Entre-temps, Boudoc avait fixé sa barque au navire et aidé la femme de chambre à monter à bord. Anne se demandait vainement pourquoi la reine la faisait appeler si tard auprès d’elle ; mais elle était trop fière pour interroger là-dessus. Car, en ce cas, elle aurait dû se servir de Boudoc, comme la gouvernante s’en était servi, pour lui faire son message. Cette femme ne comprenait pas sa langue à elle et Anne n’avait jamais voulu apprendre l’idiome de l’étranger qu’elle détestait. Il est vrai que Boudoc l’avait appris.

Elle suivit donc silencieusement. Comme elle était assise en face de lui dans la petite barque, juste au-dessus de l’eau, tout près de l’œil profond, clair, omniscient de la mer, elle eut soudain l’impression qu’il commençait avec elle, dans l’obscurité, une conversation mystérieuse ; non pas avec la voix de sa bouche, mais avec la voix de son sang, de ce très vieux sang celtique, qui coulait dans leurs veines à tous deux. Il était, ce sang, profond comme les beaux puits de leur pays, sombre comme les forêts du magicien Merlin et sauvage comme les côtes rocheuses et retentissantes, là où la femme de la mort susurre à l’oreille des marins faisant naufrage la berceuse mortelle de leurs mères.

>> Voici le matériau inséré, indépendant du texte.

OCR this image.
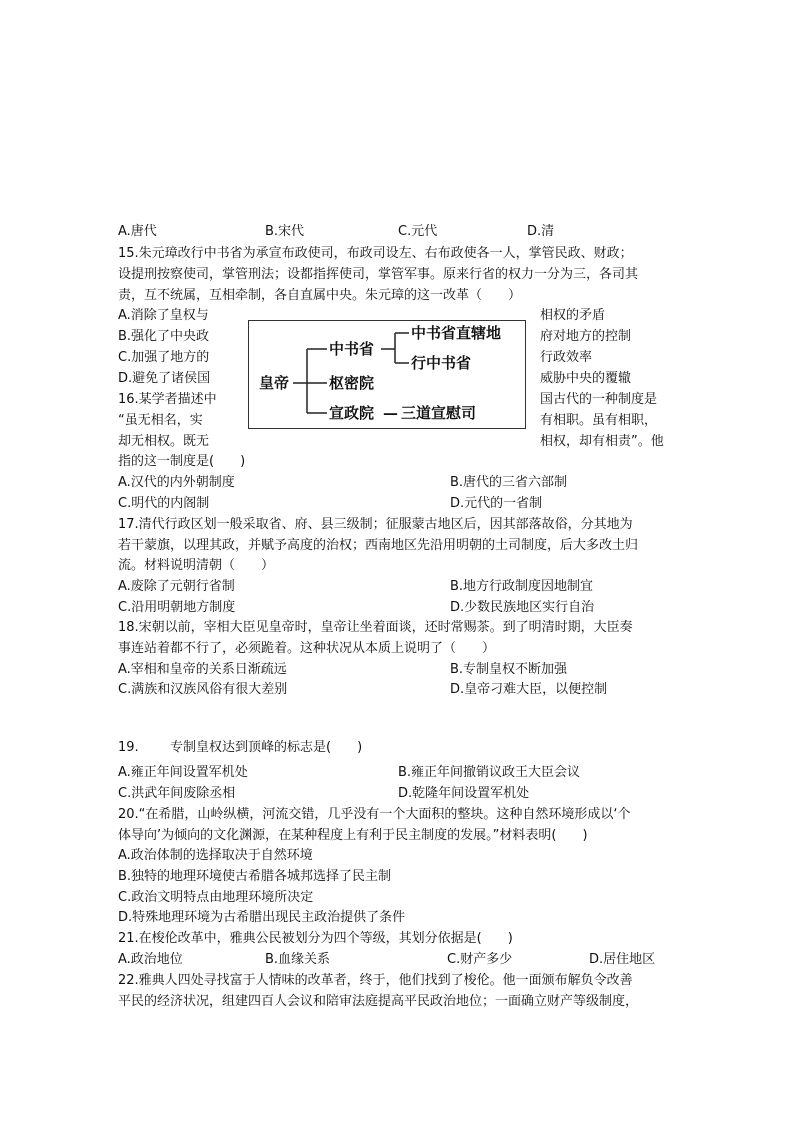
A.唐代	B.宋代	C.元代	D.清
15.朱元璋改行中书省为承宣布政使司，布政司设左、右布政使各一人，掌管民政、财政；
设提刑按察使司，掌管刑法；设都指挥使司，掌管军事。原来行省的权力一分为三，各司其
责，互不统属，互相牵制，各自直属中央。朱元璋的这一改革（　　）
A.消除了皇权与
B.强化了中央政
C.加强了地方的
D.避免了诸侯国
相权的矛盾
府对地方的控制
行政效率
威胁中央的覆辙
皇帝
中书省
中书省直辖地
行中书省
枢密院
宣政院 — 三道宣慰司
16.某学者描述中
“虽无相名，实
却无相权。既无
国古代的一种制度是
有相职。虽有相职，
相权，却有相责”。他
指的这一制度是(　　)
A.汉代的内外朝制度	B.唐代的三省六部制
C.明代的内阁制	D.元代的一省制
17.清代行政区划一般采取省、府、县三级制；征服蒙古地区后，因其部落故俗，分其地为
若干蒙旗，以理其政，并赋予高度的治权；西南地区先沿用明朝的土司制度，后大多改土归
流。材料说明清朝（　　）
A.废除了元朝行省制	B.地方行政制度因地制宜
C.沿用明朝地方制度	D.少数民族地区实行自治
18.宋朝以前，宰相大臣见皇帝时，皇帝让坐着面谈，还时常赐茶。到了明清时期，大臣奏
事连站着都不行了，必须跪着。这种状况从本质上说明了（　　）
A.宰相和皇帝的关系日渐疏远	B.专制皇权不断加强
C.满族和汉族风俗有很大差别	D.皇帝刁难大臣，以便控制
19. 专制皇权达到顶峰的标志是(　　)
A.雍正年间设置军机处	B.雍正年间撤销议政王大臣会议
C.洪武年间废除丞相	D.乾隆年间设置军机处
20.“在希腊，山岭纵横，河流交错，几乎没有一个大面积的整块。这种自然环境形成以‘个
体导向’为倾向的文化渊源，在某种程度上有利于民主制度的发展。”材料表明(　　)
A.政治体制的选择取决于自然环境
B.独特的地理环境使古希腊各城邦选择了民主制
C.政治文明特点由地理环境所决定
D.特殊地理环境为古希腊出现民主政治提供了条件
21.在梭伦改革中，雅典公民被划分为四个等级，其划分依据是(　　)
A.政治地位	B.血缘关系	C.财产多少	D.居住地区
22.雅典人四处寻找富于人情味的改革者，终于，他们找到了梭伦。他一面颁布解负令改善
平民的经济状况，组建四百人会议和陪审法庭提高平民政治地位；一面确立财产等级制度，
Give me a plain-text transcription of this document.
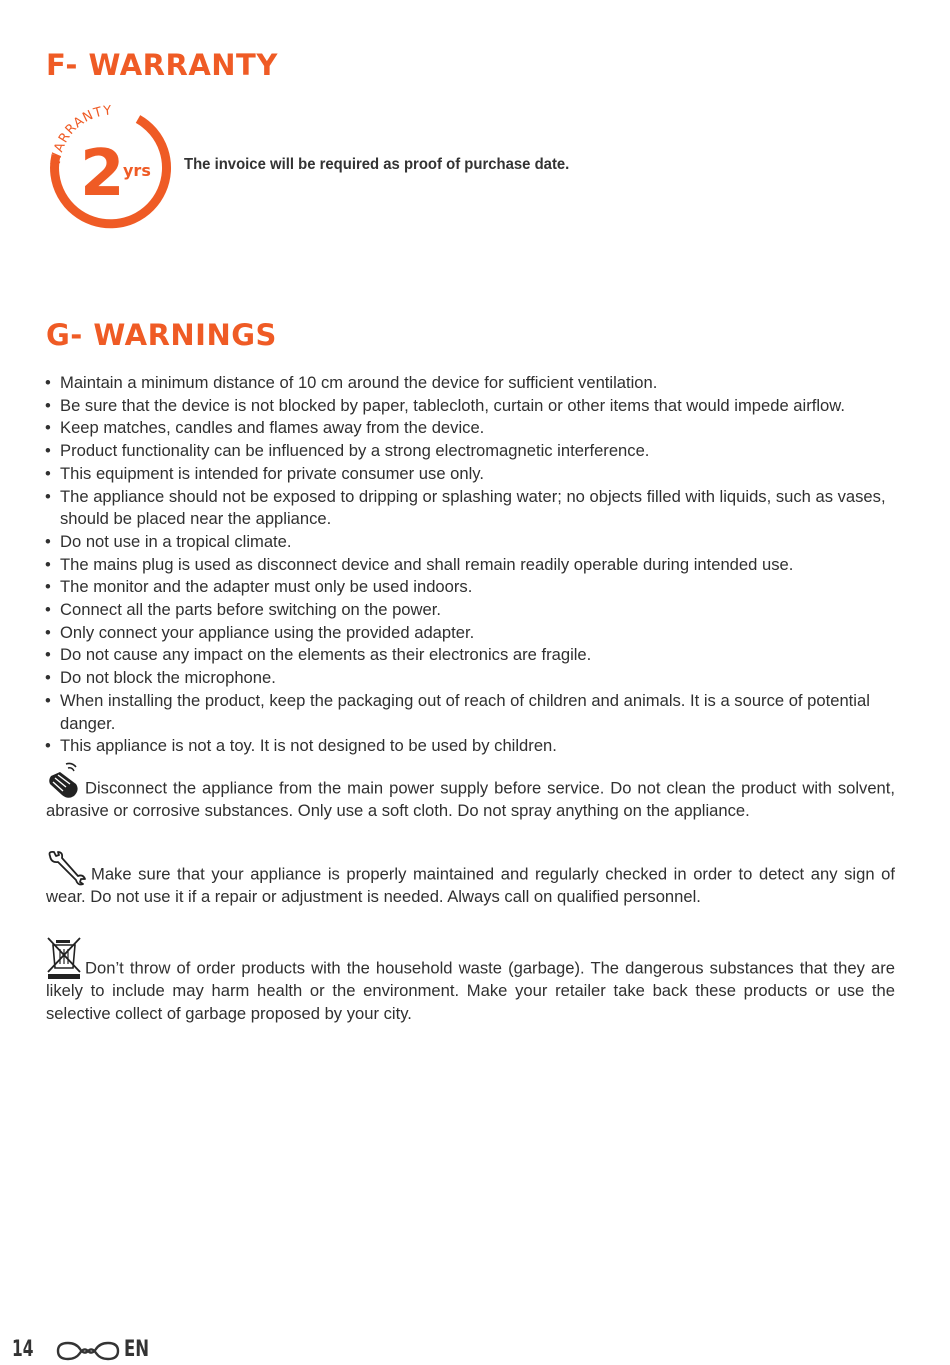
F- WARRANTY
WARRANTY
2
yrs The invoice will be required as proof of purchase date.
G- WARNINGS
• Maintain a minimum distance of 10 cm around the device for sufficient ventilation.
• Be sure that the device is not blocked by paper, tablecloth, curtain or other items that would impede airflow.
• Keep matches, candles and flames away from the device.
• Product functionality can be influenced by a strong electromagnetic interference.
• This equipment is intended for private consumer use only.
• The appliance should not be exposed to dripping or splashing water; no objects filled with liquids, such as vases, should be placed near the appliance.
• Do not use in a tropical climate.
• The mains plug is used as disconnect device and shall remain readily operable during intended use.
• The monitor and the adapter must only be used indoors.
• Connect all the parts before switching on the power.
• Only connect your appliance using the provided adapter.
• Do not cause any impact on the elements as their electronics are fragile.
• Do not block the microphone.
• When installing the product, keep the packaging out of reach of children and animals. It is a source of potential danger.
• This appliance is not a toy. It is not designed to be used by children.

Disconnect the appliance from the main power supply before service. Do not clean the product with solvent, abrasive or corrosive substances. Only use a soft cloth. Do not spray anything on the appliance.

Make sure that your appliance is properly maintained and regularly checked in order to detect any sign of wear. Do not use it if a repair or adjustment is needed. Always call on qualified personnel.

Don’t throw of order products with the household waste (garbage). The dangerous substances that they are likely to include may harm health or the environment. Make your retailer take back these products or use the selective collect of garbage proposed by your city.

14	EN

Elle eut l’impression de pénétrer, à travers les yeux de Boudoc, que la nuit sombre l’empêchait cependant de voir, jusque dans l’abîme d’une immuable fidélité ; ce n’était pas la fidélité tendre et noble de son propre amour mais la fidélité de la haine, effrontée et retorse, qui n’hésite pas à jouer devant l’ennemi à la trahison, pour le trahir plus sûrement.

Anne sentait qu’en chacun d’eux tremblait une égale douleur et elle s’attendait d’un instant à l’autre à voir s’ouvrir sa bouche, pour lui parler de leur commun jeune duc. Mais Boudoc ne devait pas oser cela devant la femme de chambre : le silence était si terriblement accablant sur la mer, qu’on aurait sans doute entendu jusqu’à l’horizon le chuchotement le plus discret.

Ce fut seulement quand la barque, clapotant doucement, s’allongea près de la proue du vaisseau royal et que la gouvernante l’eut quitté pour aller à bord, que Boudoc approcha son visage sombre de celui d’Anne et lui murmura dans l’oreille : « Le duc est mort. Le roi lui-même a été son meurtrier ; la mer l’a jugé et toi-toi-toi... ». C’était comme si un sentiment irrésistible de triomphe lui arrachait le mot. Il la souleva de ses bras nus ; elle se demanda un instant s’il voulait la jeter en l’air comme un cri de jubilation et de vengeance ou la précipiter dans la mer. Mais déjà, il l’avait déposée à bord.

Anne était encore toute étourdie, quand elle pénétra sous la tente royale. Il y faisait sombre ; à l’entrée seulement, faite d’une voile suspendue entre deux piliers ciselés, la mer scintillait, froide comme les étoiles.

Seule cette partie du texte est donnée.